# Brusio, Switzerland spiral viaduct!



## Ray Dunakin (Jan 6, 2008)

At first glance this looks like a garden railroad! A nine-arch stone viaduct, with a 7% grade and incredibly tight curves, looping over itself:

http://www.amusingplanet.com/2013/10/brusio-spiral-viaduct-in-switzerland.html

This bridge would make a great model.


----------



## Garratt (Sep 15, 2012)

Ray your link is a dud. Here it is:
Spiral Viaduct Switzerland 

The viaduct is 360 ft long, has a radius of 230 ft, a 7% grade, and is made up of nine spans, each 33 ft in length.

Andrew


----------



## Ray Dunakin (Jan 6, 2008)

Thanks, I forgot to leave off the "url" stuff.


----------



## bicyclexc (Mar 31, 2010)

Georgetown loop railroad, Swiss-style?


----------



## ShadsTrains (Dec 27, 2007)

We had a member here who had modeled this viaduct. I don't remember who it was.


----------



## Gary Armitstead (Jan 2, 2008)

Posted By ShadsTrains on 26 Oct 2013 08:56 AM 
We had a member here who had modeled this viaduct. I don't remember who it was. I believe it was Axel Tillman, owner of Train-Li. Long time ago.


----------



## Cougar Rock Rail (Jan 2, 2008)

Hi guys,

Werner from our train club just finished building the Brusio viaduct--he did an awesome job, complete with lights under the arches!










Keith


----------



## Gary Woolard (Jan 2, 2008)

What's the grade on that puppy?


----------



## TOM_1/20.3 (Mar 28, 2013)

Hi guys,
Took a trip with the Bernina Express in December of 1997-
Here some pix:






























Drives on the road through some villages.










Down toward Italy.










At the top of the pass.










The only negative is the almost constant squealing of the wheels due to the tight curves.

These are the worse in the tunnels that have 360 degree turns similar to the Brusio viaduct only totally within the mountains.

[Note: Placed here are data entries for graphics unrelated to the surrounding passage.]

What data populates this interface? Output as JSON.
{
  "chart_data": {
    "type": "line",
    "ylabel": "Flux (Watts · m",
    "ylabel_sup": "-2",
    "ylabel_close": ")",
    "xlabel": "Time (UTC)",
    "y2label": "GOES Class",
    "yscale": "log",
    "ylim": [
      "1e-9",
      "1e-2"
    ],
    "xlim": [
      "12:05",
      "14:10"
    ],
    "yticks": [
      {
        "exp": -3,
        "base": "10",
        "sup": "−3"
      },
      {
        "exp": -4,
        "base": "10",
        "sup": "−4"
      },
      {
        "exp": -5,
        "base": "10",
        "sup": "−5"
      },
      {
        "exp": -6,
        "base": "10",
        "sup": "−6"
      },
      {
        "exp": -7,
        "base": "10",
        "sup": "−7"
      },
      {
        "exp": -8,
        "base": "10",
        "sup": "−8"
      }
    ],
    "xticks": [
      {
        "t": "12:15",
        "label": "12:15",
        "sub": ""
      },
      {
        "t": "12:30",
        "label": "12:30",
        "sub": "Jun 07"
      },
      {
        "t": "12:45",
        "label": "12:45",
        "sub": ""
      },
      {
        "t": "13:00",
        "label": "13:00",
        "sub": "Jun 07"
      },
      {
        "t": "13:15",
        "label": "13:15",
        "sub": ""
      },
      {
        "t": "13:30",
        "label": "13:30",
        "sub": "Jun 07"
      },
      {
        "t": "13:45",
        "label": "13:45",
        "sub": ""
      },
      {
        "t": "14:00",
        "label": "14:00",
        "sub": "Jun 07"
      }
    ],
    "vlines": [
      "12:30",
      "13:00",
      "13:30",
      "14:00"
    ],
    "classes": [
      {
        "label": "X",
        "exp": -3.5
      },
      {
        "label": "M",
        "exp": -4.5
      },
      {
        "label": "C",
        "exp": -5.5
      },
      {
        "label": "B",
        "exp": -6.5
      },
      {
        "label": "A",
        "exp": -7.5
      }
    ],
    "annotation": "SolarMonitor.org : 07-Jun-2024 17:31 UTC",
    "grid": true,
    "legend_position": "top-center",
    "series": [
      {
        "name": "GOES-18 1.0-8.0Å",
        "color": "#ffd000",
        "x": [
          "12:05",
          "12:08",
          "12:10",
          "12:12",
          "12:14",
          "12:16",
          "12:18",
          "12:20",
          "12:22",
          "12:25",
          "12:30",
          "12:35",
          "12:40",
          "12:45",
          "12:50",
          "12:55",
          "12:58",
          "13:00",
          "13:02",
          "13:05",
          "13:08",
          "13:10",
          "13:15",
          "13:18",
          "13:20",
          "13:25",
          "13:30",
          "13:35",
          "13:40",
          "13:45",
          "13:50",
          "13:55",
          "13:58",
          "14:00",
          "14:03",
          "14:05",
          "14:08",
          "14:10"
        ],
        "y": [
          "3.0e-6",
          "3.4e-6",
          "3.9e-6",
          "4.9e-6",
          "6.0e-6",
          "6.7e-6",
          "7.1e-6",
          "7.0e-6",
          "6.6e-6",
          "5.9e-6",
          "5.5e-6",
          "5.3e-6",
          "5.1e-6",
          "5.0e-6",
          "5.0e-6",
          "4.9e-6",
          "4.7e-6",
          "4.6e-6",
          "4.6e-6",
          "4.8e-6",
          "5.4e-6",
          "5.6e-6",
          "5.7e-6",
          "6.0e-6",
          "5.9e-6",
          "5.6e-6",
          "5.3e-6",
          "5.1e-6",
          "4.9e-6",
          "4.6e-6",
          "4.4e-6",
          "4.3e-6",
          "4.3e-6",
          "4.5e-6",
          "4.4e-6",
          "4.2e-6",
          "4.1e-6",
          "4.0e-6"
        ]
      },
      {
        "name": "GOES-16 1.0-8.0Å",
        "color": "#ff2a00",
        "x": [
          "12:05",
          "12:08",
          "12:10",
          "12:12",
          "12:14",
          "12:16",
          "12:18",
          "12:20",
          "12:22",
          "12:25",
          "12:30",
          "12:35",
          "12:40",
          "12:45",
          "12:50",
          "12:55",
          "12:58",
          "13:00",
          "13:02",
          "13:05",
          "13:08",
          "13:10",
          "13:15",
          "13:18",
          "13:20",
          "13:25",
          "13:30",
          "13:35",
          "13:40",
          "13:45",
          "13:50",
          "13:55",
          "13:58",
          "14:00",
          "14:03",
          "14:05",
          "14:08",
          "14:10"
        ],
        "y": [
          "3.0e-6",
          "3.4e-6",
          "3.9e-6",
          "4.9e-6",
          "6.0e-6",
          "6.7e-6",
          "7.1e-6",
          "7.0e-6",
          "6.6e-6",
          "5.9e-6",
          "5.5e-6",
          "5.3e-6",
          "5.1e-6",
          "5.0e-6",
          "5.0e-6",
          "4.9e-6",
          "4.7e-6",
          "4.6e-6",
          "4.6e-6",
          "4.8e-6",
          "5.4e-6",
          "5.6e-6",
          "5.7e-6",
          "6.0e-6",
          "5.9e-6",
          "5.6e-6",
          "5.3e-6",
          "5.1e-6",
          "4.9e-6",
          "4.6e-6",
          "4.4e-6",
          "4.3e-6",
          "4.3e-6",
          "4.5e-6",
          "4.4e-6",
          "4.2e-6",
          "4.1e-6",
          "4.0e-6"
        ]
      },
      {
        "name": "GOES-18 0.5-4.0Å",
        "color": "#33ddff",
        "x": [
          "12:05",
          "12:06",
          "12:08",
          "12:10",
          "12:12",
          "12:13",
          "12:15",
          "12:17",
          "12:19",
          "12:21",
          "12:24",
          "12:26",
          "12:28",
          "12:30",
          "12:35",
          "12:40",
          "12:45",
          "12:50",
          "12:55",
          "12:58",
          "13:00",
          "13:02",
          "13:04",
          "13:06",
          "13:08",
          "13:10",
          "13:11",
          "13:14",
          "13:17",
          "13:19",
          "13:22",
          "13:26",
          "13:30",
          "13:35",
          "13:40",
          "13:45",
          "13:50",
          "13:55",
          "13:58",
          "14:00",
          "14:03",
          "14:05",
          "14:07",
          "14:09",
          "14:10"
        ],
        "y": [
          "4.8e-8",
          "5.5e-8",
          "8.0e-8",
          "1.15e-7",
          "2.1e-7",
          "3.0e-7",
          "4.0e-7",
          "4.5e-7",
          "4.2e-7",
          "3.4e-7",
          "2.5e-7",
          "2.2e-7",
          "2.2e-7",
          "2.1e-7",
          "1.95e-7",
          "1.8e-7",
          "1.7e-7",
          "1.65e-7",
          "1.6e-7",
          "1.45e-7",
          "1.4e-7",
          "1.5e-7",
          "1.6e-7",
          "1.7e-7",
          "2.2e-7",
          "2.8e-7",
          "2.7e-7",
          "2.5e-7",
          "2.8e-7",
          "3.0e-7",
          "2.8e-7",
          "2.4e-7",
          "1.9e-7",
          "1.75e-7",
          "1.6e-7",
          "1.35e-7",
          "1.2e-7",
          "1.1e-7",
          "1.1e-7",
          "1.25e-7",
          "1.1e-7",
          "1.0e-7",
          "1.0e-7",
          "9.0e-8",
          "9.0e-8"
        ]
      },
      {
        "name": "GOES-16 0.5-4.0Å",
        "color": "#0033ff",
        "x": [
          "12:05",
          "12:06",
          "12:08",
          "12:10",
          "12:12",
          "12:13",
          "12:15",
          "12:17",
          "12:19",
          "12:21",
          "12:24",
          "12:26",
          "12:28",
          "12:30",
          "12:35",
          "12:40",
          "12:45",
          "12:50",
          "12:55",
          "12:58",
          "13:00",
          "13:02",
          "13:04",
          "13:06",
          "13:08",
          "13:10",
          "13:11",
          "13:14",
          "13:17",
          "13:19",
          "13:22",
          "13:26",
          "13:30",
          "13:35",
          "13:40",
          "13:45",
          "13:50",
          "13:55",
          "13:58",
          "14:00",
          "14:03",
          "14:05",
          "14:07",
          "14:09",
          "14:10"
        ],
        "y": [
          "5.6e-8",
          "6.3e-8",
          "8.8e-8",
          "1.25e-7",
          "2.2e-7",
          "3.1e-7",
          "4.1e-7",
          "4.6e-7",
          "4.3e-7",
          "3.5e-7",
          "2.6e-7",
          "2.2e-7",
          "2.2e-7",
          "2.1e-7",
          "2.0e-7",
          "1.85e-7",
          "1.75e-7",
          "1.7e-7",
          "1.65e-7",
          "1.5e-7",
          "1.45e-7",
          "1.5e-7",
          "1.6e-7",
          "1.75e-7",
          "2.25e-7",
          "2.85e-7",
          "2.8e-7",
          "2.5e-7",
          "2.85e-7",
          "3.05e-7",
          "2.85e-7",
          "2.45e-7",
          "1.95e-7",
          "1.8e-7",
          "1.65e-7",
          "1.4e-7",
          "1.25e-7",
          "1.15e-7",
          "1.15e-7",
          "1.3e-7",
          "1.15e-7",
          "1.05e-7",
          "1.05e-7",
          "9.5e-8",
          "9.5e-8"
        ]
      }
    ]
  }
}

In any case the trip was awesome. Switzerland has great narrow gauge lines.

Have a great day,

TOM


----------



## Cougar Rock Rail (Jan 2, 2008)

What's the grade on that puppy? 

I can't recall exactly but he very cleverly built it to look steeper than it really is because of the way his yard slopes. I think it may be 4% but I'll ask him--an LGB Ge4/4iii loco was able to pull eight full size passenger cars (just like the ones Tom's pictures actually) up it in with no problem. We put on three more and in the pouring rain it just barely made it. 

Those are nice pictures Tom--you can see why it's my favourite railway in the world and the one I try to model. 

Keith


----------